Los cañadones y las lagunas estaban resecos; los arroyos se cortaban y las vertientes habían bajado tanto que ya difícilmente se podía sacar agua de los jagüeyes. Era de toda necesidad que algo se hiciera para salvar la situación: establecer represas, cavar pozos surgentes, regularizar el curso de los arroyos, poner en práctica por fin todas las buenas ideas que inspiran las apremiantes necesidades; de otro modo, se morirían todas las haciendas de la región.
Hubo un meeting y se decidió que una diputación fuera a interpelar al gobierno para increparle su desidia e impelerlo a que tomase inmediatamente las medidas que el caso requería.

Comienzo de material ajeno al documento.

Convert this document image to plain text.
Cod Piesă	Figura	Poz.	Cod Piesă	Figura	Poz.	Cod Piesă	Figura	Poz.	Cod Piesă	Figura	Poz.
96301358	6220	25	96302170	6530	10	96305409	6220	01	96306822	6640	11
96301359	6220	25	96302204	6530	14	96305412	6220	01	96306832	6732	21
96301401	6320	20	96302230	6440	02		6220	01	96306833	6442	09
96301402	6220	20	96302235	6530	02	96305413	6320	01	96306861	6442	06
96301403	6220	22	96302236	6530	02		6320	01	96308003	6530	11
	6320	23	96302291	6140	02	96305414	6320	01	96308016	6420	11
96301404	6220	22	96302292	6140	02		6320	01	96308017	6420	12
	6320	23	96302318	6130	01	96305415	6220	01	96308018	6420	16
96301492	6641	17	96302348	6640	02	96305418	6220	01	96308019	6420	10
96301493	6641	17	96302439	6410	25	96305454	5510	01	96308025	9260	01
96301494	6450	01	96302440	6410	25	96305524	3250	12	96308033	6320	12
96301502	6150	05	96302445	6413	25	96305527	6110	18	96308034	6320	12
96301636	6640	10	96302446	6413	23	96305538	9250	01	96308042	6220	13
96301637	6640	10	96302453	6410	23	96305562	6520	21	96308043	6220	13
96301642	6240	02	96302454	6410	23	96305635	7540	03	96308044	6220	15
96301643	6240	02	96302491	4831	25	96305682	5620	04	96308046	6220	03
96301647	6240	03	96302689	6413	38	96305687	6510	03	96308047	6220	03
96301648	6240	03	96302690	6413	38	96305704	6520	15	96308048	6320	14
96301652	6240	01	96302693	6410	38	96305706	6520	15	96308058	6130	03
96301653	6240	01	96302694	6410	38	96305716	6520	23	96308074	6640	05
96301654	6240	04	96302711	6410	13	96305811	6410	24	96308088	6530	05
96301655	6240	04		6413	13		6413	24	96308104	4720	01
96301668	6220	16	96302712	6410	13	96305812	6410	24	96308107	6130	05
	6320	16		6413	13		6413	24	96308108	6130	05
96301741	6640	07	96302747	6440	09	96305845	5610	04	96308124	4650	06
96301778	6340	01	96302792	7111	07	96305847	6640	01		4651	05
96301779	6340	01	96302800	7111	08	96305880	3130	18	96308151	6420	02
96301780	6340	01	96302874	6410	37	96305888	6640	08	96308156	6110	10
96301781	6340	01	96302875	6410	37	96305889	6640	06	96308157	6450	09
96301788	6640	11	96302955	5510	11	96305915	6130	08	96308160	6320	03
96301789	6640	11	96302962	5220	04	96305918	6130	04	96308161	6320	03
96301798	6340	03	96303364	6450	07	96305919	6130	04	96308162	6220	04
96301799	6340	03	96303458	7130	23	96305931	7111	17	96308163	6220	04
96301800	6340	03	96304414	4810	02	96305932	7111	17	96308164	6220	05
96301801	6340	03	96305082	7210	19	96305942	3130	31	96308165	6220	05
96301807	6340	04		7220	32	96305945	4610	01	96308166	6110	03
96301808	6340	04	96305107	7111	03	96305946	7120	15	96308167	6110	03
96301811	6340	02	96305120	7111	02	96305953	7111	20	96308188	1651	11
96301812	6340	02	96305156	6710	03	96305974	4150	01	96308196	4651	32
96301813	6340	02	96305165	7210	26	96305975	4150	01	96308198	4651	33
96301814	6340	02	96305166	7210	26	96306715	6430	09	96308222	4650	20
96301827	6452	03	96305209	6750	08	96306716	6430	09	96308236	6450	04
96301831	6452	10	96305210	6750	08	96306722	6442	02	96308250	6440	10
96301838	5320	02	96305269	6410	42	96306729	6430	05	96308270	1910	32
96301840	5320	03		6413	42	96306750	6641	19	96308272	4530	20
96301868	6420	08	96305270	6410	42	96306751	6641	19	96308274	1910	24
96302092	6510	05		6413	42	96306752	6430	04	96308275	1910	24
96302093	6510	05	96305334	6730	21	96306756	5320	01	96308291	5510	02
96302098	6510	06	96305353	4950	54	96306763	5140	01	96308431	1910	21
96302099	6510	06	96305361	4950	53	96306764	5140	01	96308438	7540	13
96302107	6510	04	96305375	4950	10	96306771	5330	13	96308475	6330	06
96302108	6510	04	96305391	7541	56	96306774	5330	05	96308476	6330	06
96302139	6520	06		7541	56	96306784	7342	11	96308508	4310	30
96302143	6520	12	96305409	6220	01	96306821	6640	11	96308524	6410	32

Pero mientras aprontaban sus discursos los comisionados, empezó a llover, y llovió a cántaros; ¡llovió! pero ¡qué llover!… Y, cuando se presentó la comisión, la recibió el ministro de Lagunas y Jagüeyes, entre burlón y orgulloso. Habló con elocuencia de las medidas enérgicas que hubiera tomado si la sequía hubiese seguido; casi habló de la lluvia como de una de ellas; y con derramar flores de retórica sobre las campiñas verdes, cubiertas ya de pasto renaciente, logró una ovación triunfante.
Todos quedaron conformes y ni siquiera se acordaron de que pudiese volver la sequía.